Hiçbir zaman kariyerimin Paris’te başlayacağını düşünmemiştim. Evet, Paris’te dünyaya geldim ama sadece bebeklik dönemimde ordaydım. Paris’in sanatçı özgürlüğü bana hayat veriyor. Kendimi ifade etmek konusunda sınırsız ve korkusuz hissediyorum.
*Paris ‘te en çok neleri seviyorsunuz?
Paris’te çok güçlü enerjik bir kültür ve güçlü bir bireysellik hissedebilmeyi seviyorum. Paris çok stili olan bir şehir ve tarz konusundaki kıskançlığı öyle bir sağlama alıyor ki, aynı tarzda iki kişi bulamazsınız. Koca binalarını, küçük sokaklarını ve kafelerini seviyorum. Paris çok güzel ve ilham verici bir şehir…
*İstanbul’da ilk kez sahneye çıkacaksınız; peki İstanbul hakkında neler biliyorsunuz?

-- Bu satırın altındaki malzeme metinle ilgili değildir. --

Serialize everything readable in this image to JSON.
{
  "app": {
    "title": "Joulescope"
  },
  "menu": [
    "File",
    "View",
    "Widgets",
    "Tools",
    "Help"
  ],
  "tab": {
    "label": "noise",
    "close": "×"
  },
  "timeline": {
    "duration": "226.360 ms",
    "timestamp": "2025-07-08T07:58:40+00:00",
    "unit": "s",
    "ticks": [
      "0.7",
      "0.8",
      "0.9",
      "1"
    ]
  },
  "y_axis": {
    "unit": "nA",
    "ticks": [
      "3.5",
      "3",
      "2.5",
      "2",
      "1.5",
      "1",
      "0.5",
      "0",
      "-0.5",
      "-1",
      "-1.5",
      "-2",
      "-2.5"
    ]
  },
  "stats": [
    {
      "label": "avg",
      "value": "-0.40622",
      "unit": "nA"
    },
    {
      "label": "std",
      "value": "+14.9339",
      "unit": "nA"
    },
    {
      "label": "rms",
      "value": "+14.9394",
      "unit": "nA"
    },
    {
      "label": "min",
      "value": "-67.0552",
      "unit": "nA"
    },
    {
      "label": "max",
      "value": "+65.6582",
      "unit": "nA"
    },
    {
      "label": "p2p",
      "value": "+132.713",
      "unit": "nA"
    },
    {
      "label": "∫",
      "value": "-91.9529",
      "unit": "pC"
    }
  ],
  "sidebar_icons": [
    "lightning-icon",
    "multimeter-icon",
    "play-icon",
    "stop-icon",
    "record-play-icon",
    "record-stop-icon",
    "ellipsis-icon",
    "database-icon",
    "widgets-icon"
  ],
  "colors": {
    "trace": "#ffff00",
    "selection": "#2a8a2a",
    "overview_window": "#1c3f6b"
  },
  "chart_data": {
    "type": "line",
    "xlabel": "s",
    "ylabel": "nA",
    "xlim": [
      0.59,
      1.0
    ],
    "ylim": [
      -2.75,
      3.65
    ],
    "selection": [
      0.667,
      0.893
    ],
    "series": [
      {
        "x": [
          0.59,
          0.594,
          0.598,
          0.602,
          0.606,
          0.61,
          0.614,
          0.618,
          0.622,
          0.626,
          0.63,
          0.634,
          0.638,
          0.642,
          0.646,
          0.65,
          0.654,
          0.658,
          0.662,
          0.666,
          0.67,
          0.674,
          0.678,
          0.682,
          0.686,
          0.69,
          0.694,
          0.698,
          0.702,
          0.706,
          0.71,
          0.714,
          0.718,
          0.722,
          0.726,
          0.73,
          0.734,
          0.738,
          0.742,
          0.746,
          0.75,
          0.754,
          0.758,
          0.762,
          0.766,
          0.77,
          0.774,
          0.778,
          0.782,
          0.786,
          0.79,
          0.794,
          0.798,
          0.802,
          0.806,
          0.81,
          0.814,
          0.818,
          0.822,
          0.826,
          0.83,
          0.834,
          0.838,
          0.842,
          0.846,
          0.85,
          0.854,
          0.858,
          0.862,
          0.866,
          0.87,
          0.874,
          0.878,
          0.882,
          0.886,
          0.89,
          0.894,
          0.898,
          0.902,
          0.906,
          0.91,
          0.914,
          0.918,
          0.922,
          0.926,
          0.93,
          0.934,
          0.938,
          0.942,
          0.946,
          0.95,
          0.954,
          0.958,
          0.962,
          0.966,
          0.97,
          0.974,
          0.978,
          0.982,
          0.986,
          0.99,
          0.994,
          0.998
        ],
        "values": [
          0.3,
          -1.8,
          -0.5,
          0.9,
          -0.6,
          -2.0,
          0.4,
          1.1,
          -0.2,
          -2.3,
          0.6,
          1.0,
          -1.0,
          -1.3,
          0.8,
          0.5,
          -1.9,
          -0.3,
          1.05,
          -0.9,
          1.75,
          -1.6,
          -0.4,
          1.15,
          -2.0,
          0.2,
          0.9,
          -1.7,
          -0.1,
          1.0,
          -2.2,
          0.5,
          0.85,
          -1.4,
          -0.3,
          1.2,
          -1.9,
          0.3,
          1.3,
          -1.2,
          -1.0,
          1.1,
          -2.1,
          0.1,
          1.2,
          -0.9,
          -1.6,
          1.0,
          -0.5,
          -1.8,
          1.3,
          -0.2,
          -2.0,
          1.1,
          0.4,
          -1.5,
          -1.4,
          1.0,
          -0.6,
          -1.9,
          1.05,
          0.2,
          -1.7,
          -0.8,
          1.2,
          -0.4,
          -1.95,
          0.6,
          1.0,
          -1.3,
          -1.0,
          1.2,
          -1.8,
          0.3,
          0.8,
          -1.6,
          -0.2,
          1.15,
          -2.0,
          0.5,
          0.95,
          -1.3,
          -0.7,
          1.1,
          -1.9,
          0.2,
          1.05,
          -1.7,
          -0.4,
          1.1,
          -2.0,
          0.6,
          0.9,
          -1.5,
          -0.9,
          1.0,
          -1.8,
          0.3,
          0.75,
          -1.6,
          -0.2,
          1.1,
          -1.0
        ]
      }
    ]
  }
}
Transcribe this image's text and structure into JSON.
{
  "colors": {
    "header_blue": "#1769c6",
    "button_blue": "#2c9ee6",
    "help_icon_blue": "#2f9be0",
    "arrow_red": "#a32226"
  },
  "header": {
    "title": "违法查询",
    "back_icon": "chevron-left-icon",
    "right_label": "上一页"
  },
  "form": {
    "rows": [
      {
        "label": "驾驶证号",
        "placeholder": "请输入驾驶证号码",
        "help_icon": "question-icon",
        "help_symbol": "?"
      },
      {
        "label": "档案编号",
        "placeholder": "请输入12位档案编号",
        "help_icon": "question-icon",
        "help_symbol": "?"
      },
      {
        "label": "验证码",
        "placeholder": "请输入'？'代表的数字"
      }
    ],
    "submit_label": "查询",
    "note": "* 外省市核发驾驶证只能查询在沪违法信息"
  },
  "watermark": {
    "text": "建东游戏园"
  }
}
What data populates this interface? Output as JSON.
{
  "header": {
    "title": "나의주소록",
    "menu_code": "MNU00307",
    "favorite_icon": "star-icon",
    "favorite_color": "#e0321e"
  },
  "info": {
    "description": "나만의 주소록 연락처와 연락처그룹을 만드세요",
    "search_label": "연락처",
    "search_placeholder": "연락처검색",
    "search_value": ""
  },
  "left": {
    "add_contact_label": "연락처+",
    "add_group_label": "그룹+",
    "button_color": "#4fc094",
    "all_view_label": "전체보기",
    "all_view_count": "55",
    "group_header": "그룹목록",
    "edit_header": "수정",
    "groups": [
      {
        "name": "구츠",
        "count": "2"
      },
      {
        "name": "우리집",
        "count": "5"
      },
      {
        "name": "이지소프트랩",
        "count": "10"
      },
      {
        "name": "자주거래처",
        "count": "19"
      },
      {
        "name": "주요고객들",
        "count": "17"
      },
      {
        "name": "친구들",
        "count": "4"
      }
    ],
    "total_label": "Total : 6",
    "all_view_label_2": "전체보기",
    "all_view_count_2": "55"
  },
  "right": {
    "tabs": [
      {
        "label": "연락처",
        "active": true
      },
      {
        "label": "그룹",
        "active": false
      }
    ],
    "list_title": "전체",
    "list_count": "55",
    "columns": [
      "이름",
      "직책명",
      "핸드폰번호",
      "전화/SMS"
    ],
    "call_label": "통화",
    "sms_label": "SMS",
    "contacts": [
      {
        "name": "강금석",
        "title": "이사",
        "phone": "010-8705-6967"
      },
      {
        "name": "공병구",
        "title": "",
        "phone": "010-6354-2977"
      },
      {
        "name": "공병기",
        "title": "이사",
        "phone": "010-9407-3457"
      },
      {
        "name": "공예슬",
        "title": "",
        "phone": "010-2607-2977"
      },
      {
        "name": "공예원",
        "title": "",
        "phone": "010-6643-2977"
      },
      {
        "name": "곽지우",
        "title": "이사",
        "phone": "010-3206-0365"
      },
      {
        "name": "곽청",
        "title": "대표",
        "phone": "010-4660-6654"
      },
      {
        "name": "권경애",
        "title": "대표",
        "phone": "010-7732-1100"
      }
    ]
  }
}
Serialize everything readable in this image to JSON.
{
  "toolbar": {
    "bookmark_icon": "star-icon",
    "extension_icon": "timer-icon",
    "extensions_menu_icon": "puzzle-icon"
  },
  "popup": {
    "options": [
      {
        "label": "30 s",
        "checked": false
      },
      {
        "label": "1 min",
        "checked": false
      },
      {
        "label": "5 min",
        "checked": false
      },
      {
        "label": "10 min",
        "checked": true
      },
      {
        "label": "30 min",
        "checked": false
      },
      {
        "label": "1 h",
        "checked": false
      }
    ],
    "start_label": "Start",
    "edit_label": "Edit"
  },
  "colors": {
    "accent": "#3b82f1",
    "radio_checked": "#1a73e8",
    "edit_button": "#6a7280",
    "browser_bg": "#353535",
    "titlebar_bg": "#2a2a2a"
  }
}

Çok heyecanlıyım. Kafamda birkaç imaj var ancak Türkiye hakkında çok fazla bilgim de yok. Yakın bir arkadaşım geçenlerde İstanbul’dan geldi ve harika fotoğraflarını gördüm, ayrıca haberlerden bildiğim bir Türkiye ve İstanbul var ve sanırım bir ülkeyi tanımanın en iyi yolu değil… Ziyaret edip, İstanbul’u ve insanlarını keşfetmeyi dört gözle bekliyorum.
*İstanbul konserinizde seyircileri sahnede nasıl duygular bekliyor?
Tüm duygular sizi bekliyor. Gülüp dans edeceğiz. Sahnede hepsine cüret ediyor olacağız. Hikayelerimi paylaşabilmek ve bağ kurabilmek için gerçekten çok sabırsızlanıyorum.